4.5 Discussion
We offer two approaches for calculating pairwise distances between time series based on probability distributions over multiple cyclic granularities at once. Depending on the goal of the clustering, these distance metrics, when fed into a hierarchical clustering algorithm using Ward’s linkage, yield meaningful clusters. Probability distributions provide an intuitive method to characterize noisy, patchy, long, and unequal-length time series data. Distributions over cyclic granularities help to characterize the formed clusters in terms of their repeating behavior over these cyclic granularities. Furthermore, unlike earlier efforts that group customers based on behavior across only one cyclic granularity (such as hour-of-day), our method is more comprehensive in detecting clusters with repeated patterns at all relevant granularities.
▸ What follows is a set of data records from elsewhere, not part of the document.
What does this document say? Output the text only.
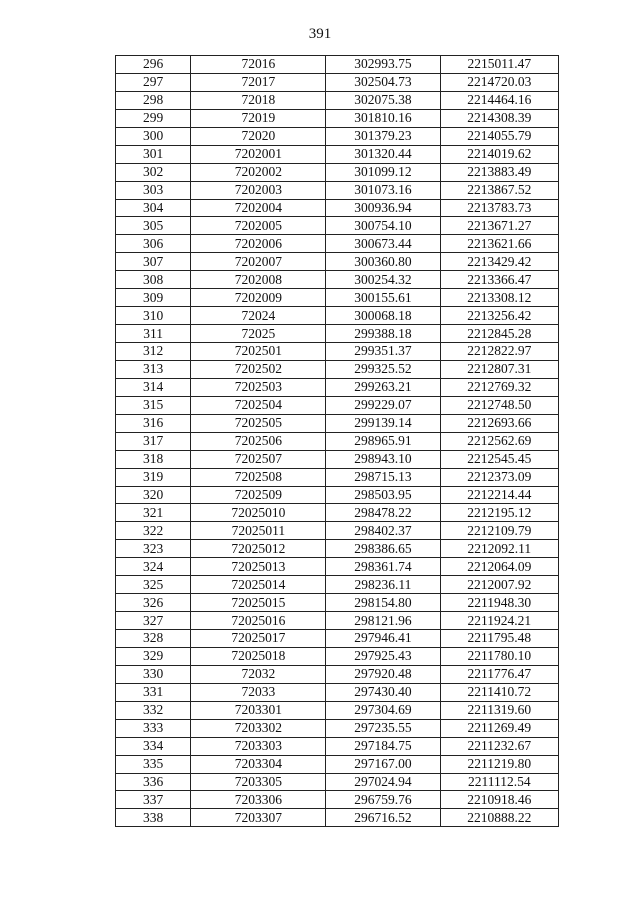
391
296	72016	302993.75	2215011.47
297	72017	302504.73	2214720.03
298	72018	302075.38	2214464.16
299	72019	301810.16	2214308.39
300	72020	301379.23	2214055.79
301	7202001	301320.44	2214019.62
302	7202002	301099.12	2213883.49
303	7202003	301073.16	2213867.52
304	7202004	300936.94	2213783.73
305	7202005	300754.10	2213671.27
306	7202006	300673.44	2213621.66
307	7202007	300360.80	2213429.42
308	7202008	300254.32	2213366.47
309	7202009	300155.61	2213308.12
310	72024	300068.18	2213256.42
311	72025	299388.18	2212845.28
312	7202501	299351.37	2212822.97
313	7202502	299325.52	2212807.31
314	7202503	299263.21	2212769.32
315	7202504	299229.07	2212748.50
316	7202505	299139.14	2212693.66
317	7202506	298965.91	2212562.69
318	7202507	298943.10	2212545.45
319	7202508	298715.13	2212373.09
320	7202509	298503.95	2212214.44
321	72025010	298478.22	2212195.12
322	72025011	298402.37	2212109.79
323	72025012	298386.65	2212092.11
324	72025013	298361.74	2212064.09
325	72025014	298236.11	2212007.92
326	72025015	298154.80	2211948.30
327	72025016	298121.96	2211924.21
328	72025017	297946.41	2211795.48
329	72025018	297925.43	2211780.10
330	72032	297920.48	2211776.47
331	72033	297430.40	2211410.72
332	7203301	297304.69	2211319.60
333	7203302	297235.55	2211269.49
334	7203303	297184.75	2211232.67
335	7203304	297167.00	2211219.80
336	7203305	297024.94	2211112.54
337	7203306	296759.76	2210918.46
338	7203307	296716.52	2210888.22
There are a few areas to extend this research. First, larger data sets with more uncertainty complicate matters, as is true for any clustering task. Characterizing clusters with varied or outlying customers can result in a shape that does not represent the group. Moreover, integrating heterogeneous consumers may result in visually identical end clusters, which are potentially not useful. Hence, a way of appropriately scaling it up to many customers such that anomalies are removed before clustering would be useful for bringing forth meaningful, compact and separated clusters. Secondly, we have assumed the time series to be stationary, and hence the distributions are assumed to remain constant for the observation period. In reality, however, it might change. For the smart meter example, the distribution for a customer moving to a different house or changing electrical equipment can change drastically. Our current approach can not detect these dynamic changes. Thirdly, it is possible that for a few customers, data for some categories from the list of considered significant granularities are missing. In our application, we have removed those customers and done the analysis but the metrics used should be able to incorporate those customers with such structured missingness. Finally, \(wpd\) is computationally heavy even under parallel computation. Future work can make the computations more efficient so that they are easily scalable to a large number of customers. Moreover, experiments can also be run with non-hierarchy based clustering algorithms to verify if these distances work better with other algorithms.